Maka, dalam konteks etika kebijakan, penting ditegaskan bahwa sebuah kebijakan tidak dapat dinilai hanya dari niat atau hasil pragmatisnya. Harus ada pertanggungjawaban moral atas proses, aktor, dan dampak yang ditimbulkan. Kepala daerah tidak bisa berlindung di balik argumentasi efektivitas jangka pendek atau hubungan baik antar-lembaga. Kebijakan publik harus dilandasi oleh pertimbangan normatif, bukan sekadar kepentingan politis.
Rekomendasi kebijakan atas praktik ini sangat jelas: pertama, perlunya revisi regulasi dan pengawasan ketat terhadap interaksi keuangan antara pemerintah daerah dan instansi vertikal. Bantuan hanya bisa dilakukan melalui mekanisme resmi dan persetujuan antarlembaga yang sah. Kedua, penguatan kapasitas etik kepala daerah dalam pengambilan keputusan. Ketiga, perluasan ruang partisipasi publik dalam perencanaan dan pengawasan anggaran daerah, sehingga tidak ada lagi kebijakan yang diputuskan secara elitis dan tertutup.

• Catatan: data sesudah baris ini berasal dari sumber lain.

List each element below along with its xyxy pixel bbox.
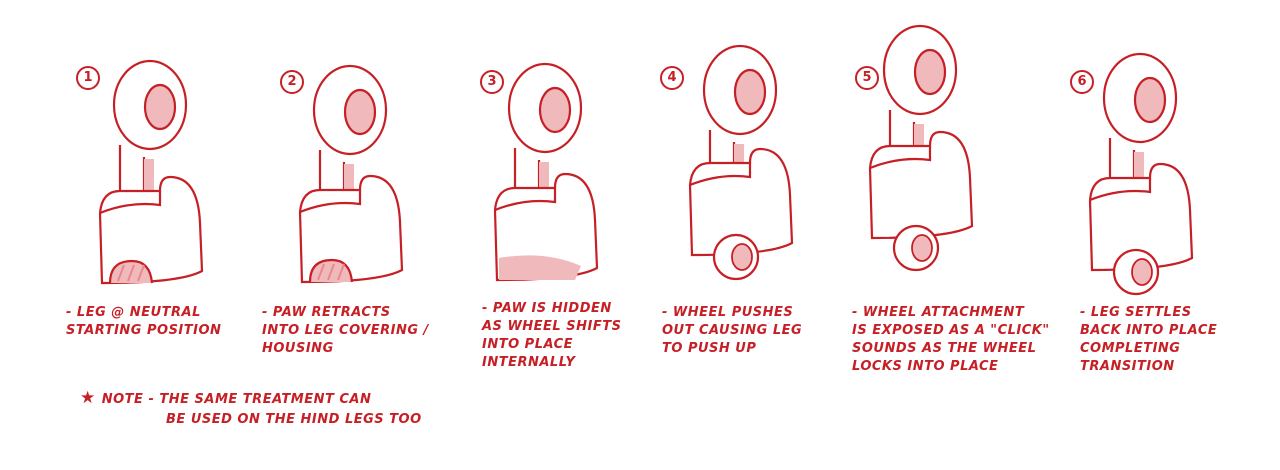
caption-step-4: - WHEEL PUSHES OUT CAUSING LEG TO PUSH U… (662, 304, 802, 358)
note-line-2: BE USED ON THE HIND LEGS TOO (166, 412, 422, 427)
leg-sketch-3 (493, 62, 599, 282)
caption-line: INTO PLACE (482, 337, 574, 352)
caption-line: SOUNDS AS THE WHEEL (852, 341, 1037, 356)
caption-line: - LEG @ NEUTRAL (66, 305, 201, 320)
wheel-hub (1131, 258, 1153, 286)
caption-line: LOCKS INTO PLACE (852, 359, 999, 374)
caption-line: TO PUSH UP (662, 341, 757, 356)
caption-step-1: - LEG @ NEUTRAL STARTING POSITION (66, 304, 221, 340)
caption-step-6: - LEG SETTLES BACK INTO PLACE COMPLETING… (1080, 304, 1217, 376)
leg-sketch-2 (298, 64, 404, 284)
leg-sketch-1 (98, 59, 204, 285)
footnote-line-2: BE USED ON THE HIND LEGS TOO (166, 410, 422, 430)
wheel-hub (911, 234, 933, 262)
caption-step-5: - WHEEL ATTACHMENT IS EXPOSED AS A "CLIC… (852, 304, 1050, 376)
caption-line: STARTING POSITION (66, 323, 222, 338)
caption-step-3: - PAW IS HIDDEN AS WHEEL SHIFTS INTO PLA… (482, 300, 621, 372)
caption-line: - PAW IS HIDDEN (482, 301, 612, 316)
caption-line: INTO LEG COVERING / (262, 323, 429, 338)
ring-hole (913, 48, 947, 96)
caption-line: TRANSITION (1080, 359, 1175, 374)
ring-hole (538, 86, 572, 134)
ring-hole (1133, 76, 1167, 124)
caption-line: HOUSING (262, 341, 334, 356)
leg-drawings (98, 24, 1194, 296)
ring-hole (143, 83, 177, 131)
wheel-hub (731, 243, 753, 271)
caption-step-2: - PAW RETRACTS INTO LEG COVERING / HOUSI… (262, 304, 429, 358)
caption-line: COMPLETING (1080, 341, 1181, 356)
caption-line: - WHEEL PUSHES (662, 305, 794, 320)
leg-sketch-4 (688, 44, 794, 281)
caption-line: OUT CAUSING LEG (662, 323, 803, 338)
caption-line: - PAW RETRACTS (262, 305, 391, 320)
caption-line: IS EXPOSED AS A "CLICK" (852, 323, 1050, 338)
note-line-1: - THE SAME TREATMENT CAN (148, 392, 372, 407)
leg-housing (868, 130, 974, 240)
caption-line: - LEG SETTLES (1080, 305, 1192, 320)
ring-hole (343, 88, 377, 136)
leg-sketch-5 (868, 24, 974, 272)
star-icon: ★ (80, 388, 96, 408)
caption-line: - WHEEL ATTACHMENT (852, 305, 1025, 320)
caption-line: BACK INTO PLACE (1080, 323, 1218, 338)
storyboard-sheet: 1 2 3 4 5 6 - LEG @ NEUTRAL STARTING POS… (0, 0, 1280, 470)
caption-line: INTERNALLY (482, 355, 576, 370)
ring-hole (733, 68, 767, 116)
note-label: NOTE (101, 392, 144, 407)
caption-line: AS WHEEL SHIFTS (482, 319, 622, 334)
leg-sketch-6 (1088, 52, 1194, 296)
footnote: ★ NOTE - THE SAME TREATMENT CAN (80, 388, 371, 410)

Etika kebijakan mengajarkan bahwa kekuasaan yang dijalankan tanpa moral adalah kekuasaan yang akan melahirkan ketidakadilan, bahkan ketika hukum belum mampu menyentuhnya. Bantuan kepala daerah kepada instansi vertikal, jika dilakukan di luar kerangka hukum dan keadilan, adalah bentuk penyimpangan etis yang tidak bisa dibenarkan dengan dalih apa pun.
Negara ini membutuhkan lebih dari sekadar pemimpin yang pintar menyusun program; ia membutuhkan pemimpin yang berani berjalan dalam koridor moral yang benar, meski harus melawan arus. Karena hanya dari sana, kebijakan publik akan menjadi alat perubahan, bukan alat pelanggengan kekuasaan.